Studies of major depression in twins and families have shown moderate to high heritability, but extensive molecular studies have failed to identify susceptibility genes convincingly. To detect ...genetic variants contributing to major depression, the authors performed a genome-wide association study using 1,636 cases of depression ascertained in the U.K. and 1,594 comparison subjects screened negative for psychiatric disorders.
Cases were collected from 1) a case-control study of recurrent depression (the Depression Case Control DeCC study; N=1346), 2) an affected sibling pair linkage study of recurrent depression (probands from the Depression Network DeNT study; N=332), and 3) a pharmacogenetic study (the Genome-Based Therapeutic Drugs for Depression GENDEP study; N=88). Depression cases and comparison subjects were genotyped at Centre National de Génotypage on the Illumina Human610-Quad BeadChip. After applying stringent quality control criteria for missing genotypes, departure from Hardy-Weinberg equilibrium, and low minor allele frequency, the authors tested for association to depression using logistic regression, correcting for population ancestry.
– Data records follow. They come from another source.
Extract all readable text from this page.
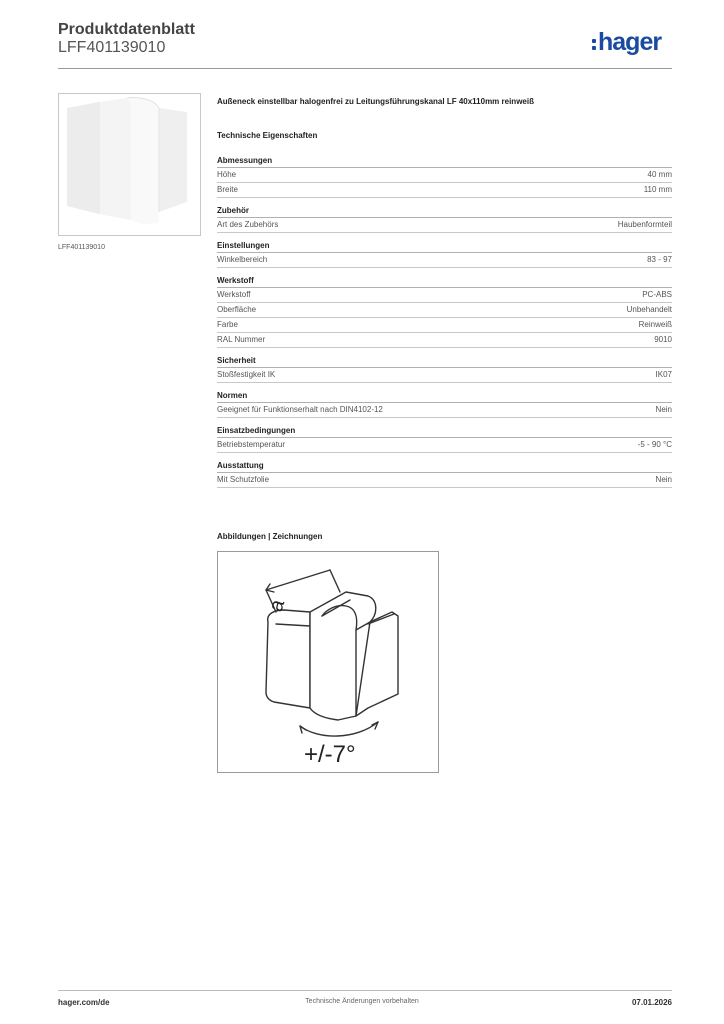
Produktdatenblatt
LFF401139010	hager
LFF401139010
Außeneck einstellbar halogenfrei zu Leitungsführungskanal LF 40x110mm reinweiß
Technische Eigenschaften
Abmessungen
Höhe	40 mm
Breite	110 mm
Zubehör
Art des Zubehörs	Haubenformteil
Einstellungen
Winkelbereich	83 - 97
Werkstoff
Werkstoff	PC-ABS
Oberfläche	Unbehandelt
Farbe	Reinweiß
RAL Nummer	9010
Sicherheit
Stoßfestigkeit IK	IK07
Normen
Geeignet für Funktionserhalt nach DIN4102-12	Nein
Einsatzbedingungen
Betriebstemperatur	-5 - 90 °C
Ausstattung
Mit Schutzfolie	Nein
Abbildungen | Zeichnungen
a
+/-7°
hager.com/de	Technische Änderungen vorbehalten	07.01.2026
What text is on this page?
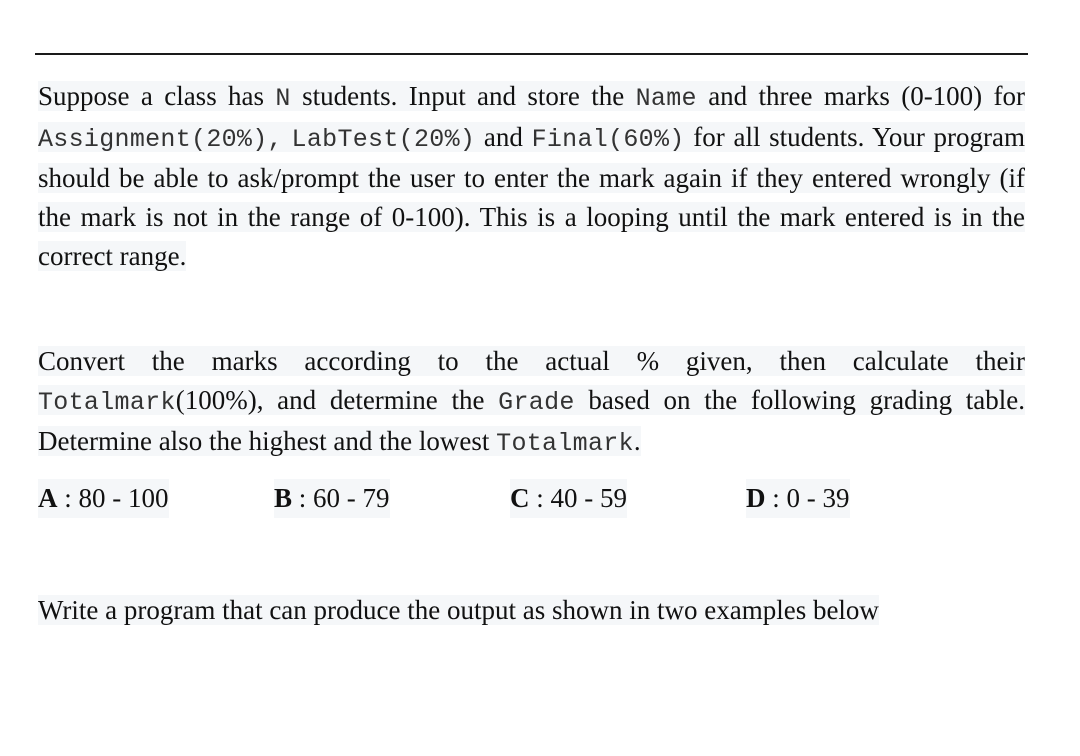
Suppose a class has N students. Input and store the Name and three marks (0-100) for Assignment(20%), LabTest(20%) and Final(60%) for all students. Your program should be able to ask/prompt the user to enter the mark again if they entered wrongly (if the mark is not in the range of 0-100). This is a looping until the mark entered is in the correct range.

Convert the marks according to the actual % given, then calculate their Totalmark(100%), and determine the Grade based on the following grading table. Determine also the highest and the lowest Totalmark.

A : 80 - 100	B : 60 - 79	C : 40 - 59	D : 0 - 39

Write a program that can produce the output as shown in two examples below
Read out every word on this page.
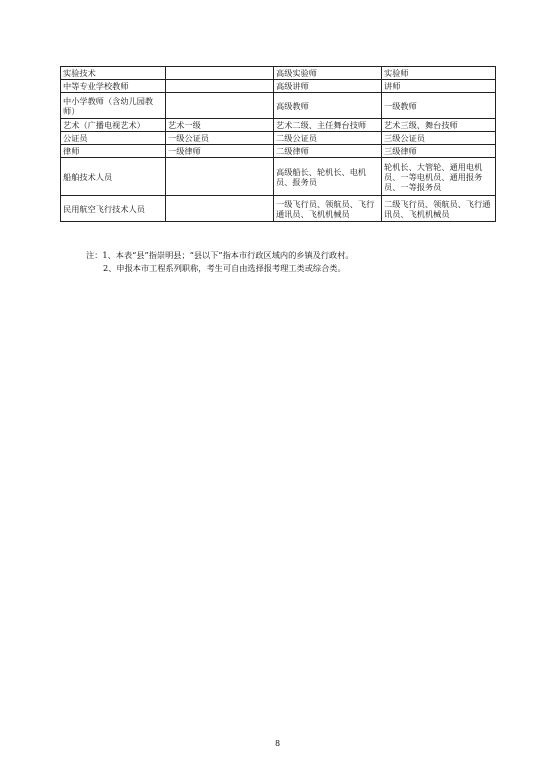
实验技术		高级实验师	实验师
中等专业学校教师		高级讲师	讲师
中小学教师（含幼儿园教师）		高级教师	一级教师
艺术（广播电视艺术）	艺术一级	艺术二级、主任舞台技师	艺术三级、舞台技师
公证员	一级公证员	二级公证员	三级公证员
律师	一级律师	二级律师	三级律师
船舶技术人员		高级船长、轮机长、电机员、报务员	轮机长、大管轮、通用电机员、一等电机员、通用报务员、一等报务员
民用航空飞行技术人员		一级飞行员、领航员、飞行通讯员、飞机机械员	二级飞行员、领航员、飞行通讯员、飞机机械员
注：1、本表“县”指崇明县；“县以下”指本市行政区域内的乡镇及行政村。
2、申报本市工程系列职称，考生可自由选择报考理工类或综合类。
8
Single nucleotide polymorphisms (SNPs) in BICC1 achieved suggestive evidence for association, which strengthened after imputation of ungenotyped markers, and in analysis of female depression cases. A meta-analysis of U.K. data with previously published results from studies in Munich and Lausanne showed some evidence for association near neuroligin 1 (NLGN1) on chromosome 3, but did not support findings at BICC1.
This study identifies several signals for association worthy of further investigation but, as in previous genome-wide studies, suggests that individual gene contributions to depression are likely to have only minor effects, and very large pooled analyses will be required to identify them.